30.8.07

En un monumento a la aspirina

Otra traducción de La educación por la piedra, de João Cabral de Melo Neto: "Num monumento à aspirina". A la aspirina ya la sacó en otro poema Álvaro de Campos: "Preciso de verdade e da aspirina". Pero me gusta más como lo citaba Octavio Paz: "Un poco de verdad y una aspirina".

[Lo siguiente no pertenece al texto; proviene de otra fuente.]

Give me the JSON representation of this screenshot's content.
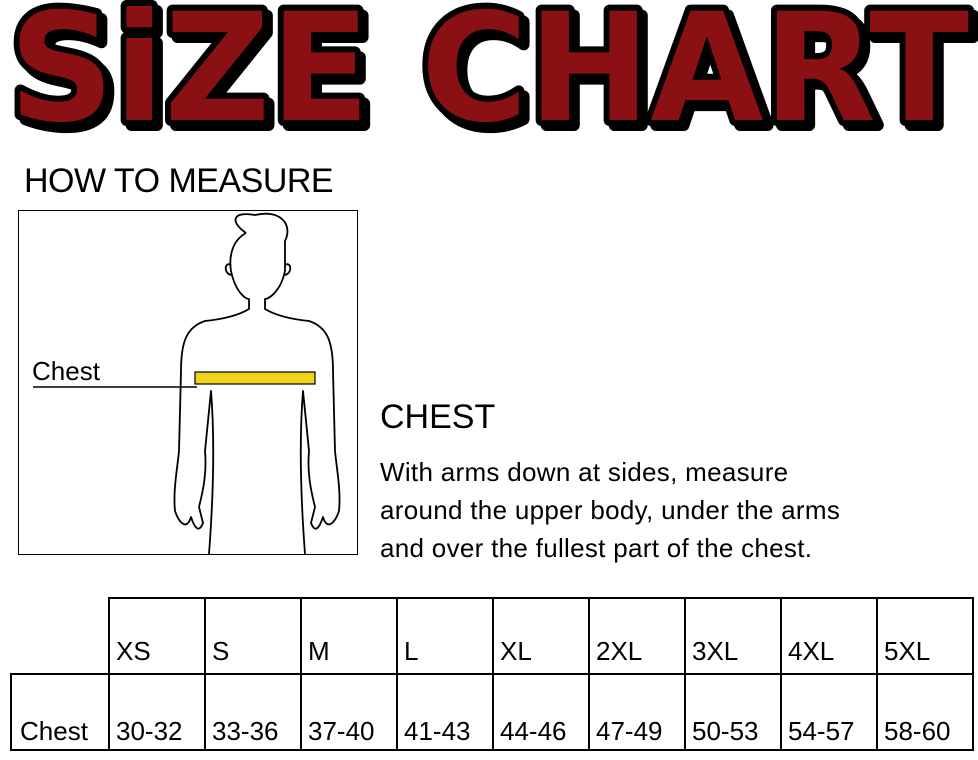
{
  "title": "SiZE CHART",
  "colors": {
    "title_fill": "#8b1014",
    "title_outline": "#000000",
    "tape": "#f2d21b"
  },
  "how_to_measure": "HOW TO MEASURE",
  "figure": {
    "label": "Chest",
    "icon": "male-body-outline-with-measuring-tape"
  },
  "instructions": {
    "heading": "CHEST",
    "lines": [
      "With arms down at sides, measure",
      "around the upper body, under the arms",
      "and over the fullest part of the chest."
    ]
  },
  "table": {
    "sizes": [
      "XS",
      "S",
      "M",
      "L",
      "XL",
      "2XL",
      "3XL",
      "4XL",
      "5XL"
    ],
    "rows": [
      {
        "label": "Chest",
        "values": [
          "30-32",
          "33-36",
          "37-40",
          "41-43",
          "44-46",
          "47-49",
          "50-53",
          "54-57",
          "58-60"
        ]
      }
    ]
  }
}
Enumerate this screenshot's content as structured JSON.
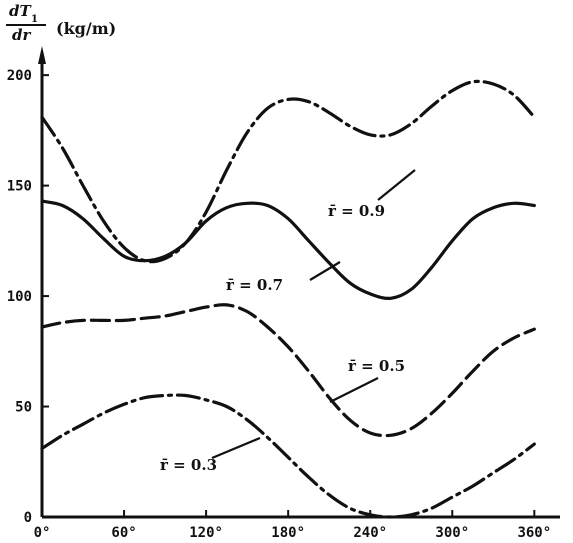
{
  "chart_data": {
    "type": "line",
    "ylabel_numerator": "dT",
    "ylabel_numerator_sub": "1",
    "ylabel_denominator": "dr",
    "ylabel_unit": "(kg/m)",
    "xlim": [
      0,
      370
    ],
    "ylim": [
      0,
      215
    ],
    "x_ticks": [
      0,
      60,
      120,
      180,
      240,
      300,
      360
    ],
    "x_tick_labels": [
      "0°",
      "60°",
      "120°",
      "180°",
      "240°",
      "300°",
      "360°"
    ],
    "y_ticks": [
      0,
      50,
      100,
      150,
      200
    ],
    "y_tick_labels": [
      "0",
      "50",
      "100",
      "150",
      "200"
    ],
    "grid": false,
    "series": [
      {
        "name": "r̄ = 0.9",
        "style": "dash-dot",
        "x": [
          0,
          15,
          30,
          45,
          60,
          75,
          90,
          105,
          120,
          135,
          150,
          165,
          180,
          195,
          210,
          225,
          240,
          255,
          270,
          285,
          300,
          315,
          330,
          345,
          360
        ],
        "y": [
          181,
          167,
          150,
          134,
          122,
          116,
          117,
          124,
          138,
          157,
          174,
          185,
          189,
          188,
          183,
          177,
          173,
          173,
          178,
          186,
          193,
          197,
          196,
          191,
          181
        ]
      },
      {
        "name": "r̄ = 0.7",
        "style": "solid",
        "x": [
          0,
          15,
          30,
          45,
          60,
          75,
          90,
          105,
          120,
          135,
          150,
          165,
          180,
          195,
          210,
          225,
          240,
          255,
          270,
          285,
          300,
          315,
          330,
          345,
          360
        ],
        "y": [
          143,
          141,
          135,
          126,
          118,
          116,
          118,
          124,
          134,
          140,
          142,
          141,
          135,
          125,
          115,
          106,
          101,
          99,
          103,
          113,
          125,
          135,
          140,
          142,
          141
        ]
      },
      {
        "name": "r̄ = 0.5",
        "style": "long-dash",
        "x": [
          0,
          15,
          30,
          45,
          60,
          75,
          90,
          105,
          120,
          135,
          150,
          165,
          180,
          195,
          210,
          225,
          240,
          255,
          270,
          285,
          300,
          315,
          330,
          345,
          360
        ],
        "y": [
          86,
          88,
          89,
          89,
          89,
          90,
          91,
          93,
          95,
          96,
          93,
          86,
          77,
          66,
          54,
          44,
          38,
          37,
          40,
          47,
          56,
          66,
          75,
          81,
          85
        ]
      },
      {
        "name": "r̄ = 0.3",
        "style": "dash-dot",
        "x": [
          0,
          15,
          30,
          45,
          60,
          75,
          90,
          105,
          120,
          135,
          150,
          165,
          180,
          195,
          210,
          225,
          240,
          255,
          270,
          285,
          300,
          315,
          330,
          345,
          360
        ],
        "y": [
          31,
          37,
          42,
          47,
          51,
          54,
          55,
          55,
          53,
          50,
          44,
          36,
          27,
          18,
          10,
          4,
          1,
          0,
          1,
          4,
          9,
          14,
          20,
          26,
          33
        ]
      }
    ],
    "series_labels": [
      "r̄ = 0.9",
      "r̄ = 0.7",
      "r̄ = 0.5",
      "r̄ = 0.3"
    ]
  }
}
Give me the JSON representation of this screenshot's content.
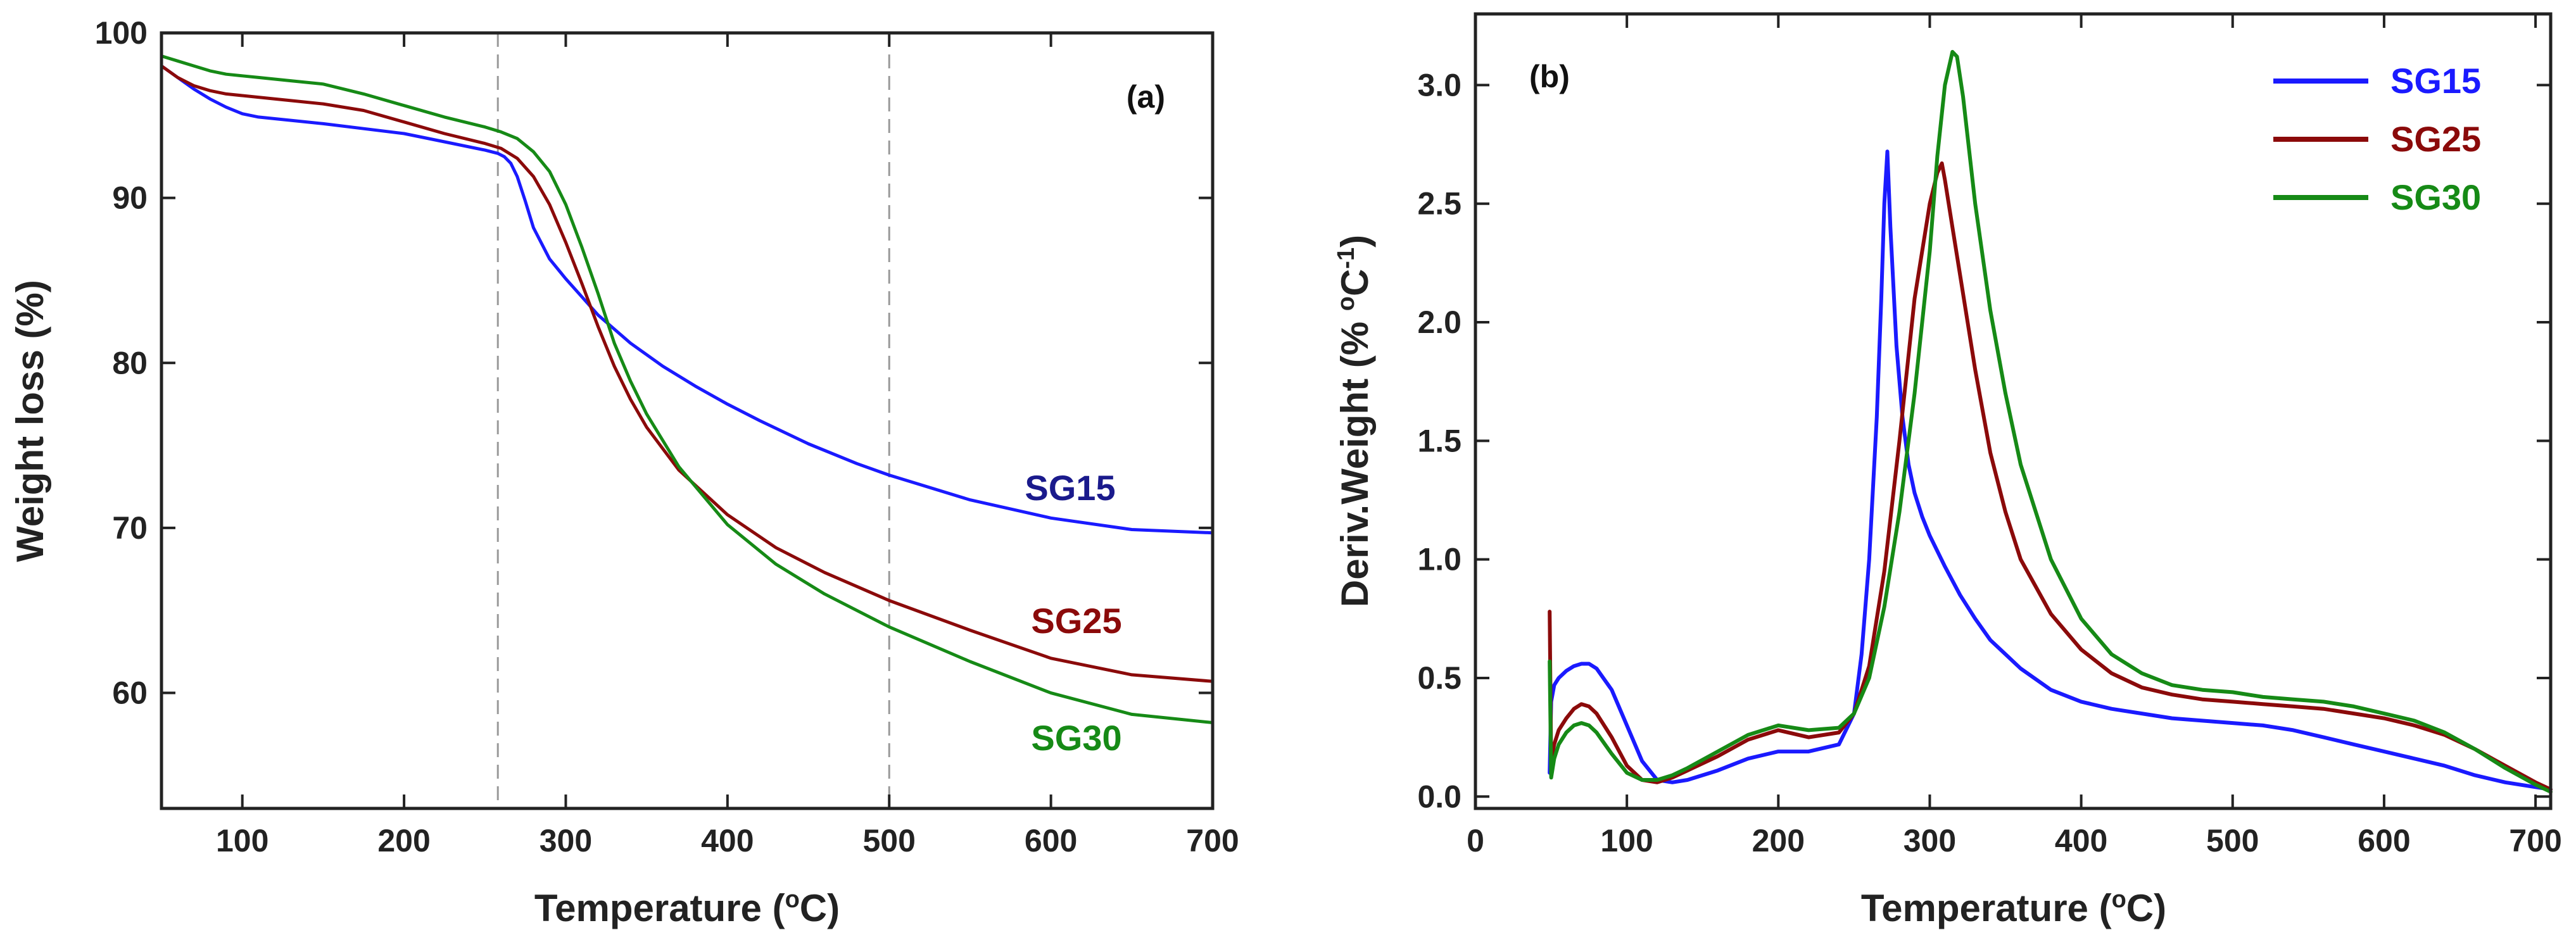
{
  "chart_data": [
    {
      "type": "line",
      "panel_label": "(a)",
      "xlabel": "Temperature (",
      "xlabel_sup": "o",
      "xlabel_unit": "C)",
      "ylabel": "Weight loss (%)",
      "xlim": [
        50,
        700
      ],
      "ylim": [
        53,
        100
      ],
      "x_ticks": [
        100,
        200,
        300,
        400,
        500,
        600,
        700
      ],
      "y_ticks": [
        60,
        70,
        80,
        90,
        100
      ],
      "vlines": [
        258,
        500
      ],
      "curve_labels": [
        "SG15",
        "SG25",
        "SG30"
      ],
      "series": [
        {
          "name": "SG15",
          "color": "#1a1aff",
          "label_color": "#1a1a8c",
          "x": [
            50,
            60,
            70,
            80,
            90,
            100,
            110,
            130,
            150,
            175,
            200,
            225,
            250,
            258,
            262,
            266,
            270,
            275,
            280,
            290,
            300,
            310,
            320,
            340,
            360,
            380,
            400,
            420,
            450,
            480,
            500,
            550,
            600,
            650,
            700
          ],
          "y": [
            98,
            97.3,
            96.6,
            96,
            95.5,
            95.1,
            94.9,
            94.7,
            94.5,
            94.2,
            93.9,
            93.4,
            92.9,
            92.7,
            92.5,
            92.1,
            91.3,
            89.8,
            88.2,
            86.3,
            85.1,
            84,
            82.9,
            81.2,
            79.8,
            78.6,
            77.5,
            76.5,
            75.1,
            73.9,
            73.2,
            71.7,
            70.6,
            69.9,
            69.7
          ]
        },
        {
          "name": "SG25",
          "color": "#8b0a0a",
          "label_color": "#8b0a0a",
          "x": [
            50,
            60,
            70,
            80,
            90,
            100,
            110,
            130,
            150,
            175,
            200,
            225,
            250,
            260,
            270,
            280,
            290,
            300,
            310,
            320,
            330,
            340,
            350,
            370,
            400,
            430,
            460,
            500,
            550,
            600,
            650,
            700
          ],
          "y": [
            98,
            97.3,
            96.8,
            96.5,
            96.3,
            96.2,
            96.1,
            95.9,
            95.7,
            95.3,
            94.6,
            93.9,
            93.3,
            93,
            92.4,
            91.3,
            89.6,
            87.3,
            84.8,
            82.2,
            79.8,
            77.8,
            76.1,
            73.5,
            70.8,
            68.8,
            67.3,
            65.6,
            63.8,
            62.1,
            61.1,
            60.7
          ]
        },
        {
          "name": "SG30",
          "color": "#168a16",
          "label_color": "#168a16",
          "x": [
            50,
            60,
            70,
            80,
            90,
            100,
            110,
            130,
            150,
            175,
            200,
            225,
            250,
            260,
            270,
            280,
            290,
            300,
            310,
            320,
            330,
            340,
            350,
            370,
            400,
            430,
            460,
            500,
            550,
            600,
            650,
            700
          ],
          "y": [
            98.6,
            98.3,
            98,
            97.7,
            97.5,
            97.4,
            97.3,
            97.1,
            96.9,
            96.3,
            95.6,
            94.9,
            94.3,
            94,
            93.6,
            92.8,
            91.6,
            89.6,
            87,
            84.2,
            81.2,
            78.9,
            76.9,
            73.7,
            70.2,
            67.8,
            66,
            64,
            61.9,
            60,
            58.7,
            58.2
          ]
        }
      ]
    },
    {
      "type": "line",
      "panel_label": "(b)",
      "xlabel": "Temperature (",
      "xlabel_sup": "o",
      "xlabel_unit": "C)",
      "ylabel": "Deriv.Weight (% ",
      "ylabel_sup_1": "o",
      "ylabel_mid": "C",
      "ylabel_sup_2": "-1",
      "ylabel_end": ")",
      "xlim": [
        0,
        710
      ],
      "ylim": [
        -0.05,
        3.3
      ],
      "x_ticks": [
        0,
        100,
        200,
        300,
        400,
        500,
        600,
        700
      ],
      "y_ticks": [
        0.0,
        0.5,
        1.0,
        1.5,
        2.0,
        2.5,
        3.0
      ],
      "legend": [
        "SG15",
        "SG25",
        "SG30"
      ],
      "legend_position": "top-right",
      "series": [
        {
          "name": "SG15",
          "color": "#1a1aff",
          "x": [
            49,
            50,
            52,
            55,
            60,
            65,
            70,
            75,
            80,
            90,
            100,
            110,
            120,
            130,
            140,
            160,
            180,
            200,
            220,
            240,
            250,
            255,
            260,
            265,
            268,
            270,
            272,
            274,
            278,
            282,
            286,
            290,
            295,
            300,
            310,
            320,
            330,
            340,
            360,
            380,
            400,
            420,
            440,
            460,
            480,
            500,
            520,
            540,
            560,
            580,
            600,
            620,
            640,
            660,
            680,
            700,
            710
          ],
          "y": [
            0.1,
            0.4,
            0.47,
            0.5,
            0.53,
            0.55,
            0.56,
            0.56,
            0.54,
            0.45,
            0.3,
            0.15,
            0.07,
            0.06,
            0.07,
            0.11,
            0.16,
            0.19,
            0.19,
            0.22,
            0.35,
            0.6,
            1.0,
            1.6,
            2.1,
            2.5,
            2.72,
            2.4,
            1.9,
            1.6,
            1.4,
            1.28,
            1.18,
            1.1,
            0.97,
            0.85,
            0.75,
            0.66,
            0.54,
            0.45,
            0.4,
            0.37,
            0.35,
            0.33,
            0.32,
            0.31,
            0.3,
            0.28,
            0.25,
            0.22,
            0.19,
            0.16,
            0.13,
            0.09,
            0.06,
            0.04,
            0.03
          ]
        },
        {
          "name": "SG25",
          "color": "#8b0a0a",
          "x": [
            49,
            50,
            52,
            55,
            60,
            65,
            70,
            75,
            80,
            90,
            100,
            110,
            120,
            130,
            140,
            160,
            180,
            200,
            220,
            240,
            250,
            260,
            270,
            280,
            290,
            300,
            305,
            308,
            310,
            315,
            320,
            330,
            340,
            350,
            360,
            380,
            400,
            420,
            440,
            460,
            480,
            500,
            520,
            540,
            560,
            580,
            600,
            620,
            640,
            660,
            680,
            700,
            710
          ],
          "y": [
            0.78,
            0.15,
            0.22,
            0.28,
            0.33,
            0.37,
            0.39,
            0.38,
            0.35,
            0.25,
            0.13,
            0.07,
            0.06,
            0.08,
            0.11,
            0.17,
            0.24,
            0.28,
            0.25,
            0.27,
            0.35,
            0.55,
            0.95,
            1.5,
            2.1,
            2.5,
            2.63,
            2.67,
            2.6,
            2.4,
            2.2,
            1.8,
            1.45,
            1.2,
            1.0,
            0.77,
            0.62,
            0.52,
            0.46,
            0.43,
            0.41,
            0.4,
            0.39,
            0.38,
            0.37,
            0.35,
            0.33,
            0.3,
            0.26,
            0.2,
            0.13,
            0.06,
            0.03
          ]
        },
        {
          "name": "SG30",
          "color": "#168a16",
          "x": [
            49,
            50,
            52,
            55,
            60,
            65,
            70,
            75,
            80,
            90,
            100,
            110,
            120,
            130,
            140,
            160,
            180,
            200,
            220,
            240,
            250,
            260,
            270,
            280,
            290,
            300,
            305,
            310,
            315,
            318,
            322,
            330,
            340,
            350,
            360,
            380,
            400,
            420,
            440,
            460,
            480,
            500,
            520,
            540,
            560,
            580,
            600,
            620,
            640,
            660,
            680,
            700,
            710
          ],
          "y": [
            0.57,
            0.08,
            0.16,
            0.22,
            0.27,
            0.3,
            0.31,
            0.3,
            0.27,
            0.18,
            0.1,
            0.07,
            0.07,
            0.09,
            0.12,
            0.19,
            0.26,
            0.3,
            0.28,
            0.29,
            0.35,
            0.5,
            0.8,
            1.2,
            1.7,
            2.3,
            2.7,
            3.0,
            3.14,
            3.12,
            2.95,
            2.5,
            2.05,
            1.7,
            1.4,
            1.0,
            0.75,
            0.6,
            0.52,
            0.47,
            0.45,
            0.44,
            0.42,
            0.41,
            0.4,
            0.38,
            0.35,
            0.32,
            0.27,
            0.2,
            0.12,
            0.05,
            0.02
          ]
        }
      ]
    }
  ]
}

En un monumento a la aspirina

Claramente: el más práctico de los soles,
el sol de un comprimido de aspirina:
de empleo fácil, portátil y barato,
compacto de sol en lápida sucinta.
Principalmente porque, sol artificial,
al que nada le impide funcionar de día,
y al que no expulsa la noche, cada noche,
sol inmune a las leyes de la meteorología,
a cualquier hora en que lo necesitemos
se levanta y viene (siempre en un claro día):
se enciende, para secar los entramados del alma,
aclararla, como ropa al sol del mediodía.

*

Convergen: la apariencia y los efectos
de la lente del comprimido de aspirina:
el acabado esmerado de ese cristal,
pulido a esmeril y repulido a lima,
anticipa el clima que va a configurar
y lo cartesiano que es todo en ese clima.
Por otro lado, porque, siendo lente interna,
de uso interno, por detrás de la retina,
no sirve exclusivamente para el ojo
esa lente, o comprimido de aspirina:
ella reenfoca, para el cuerpo entero,
lo borroso de alrededor, y nos lo afina.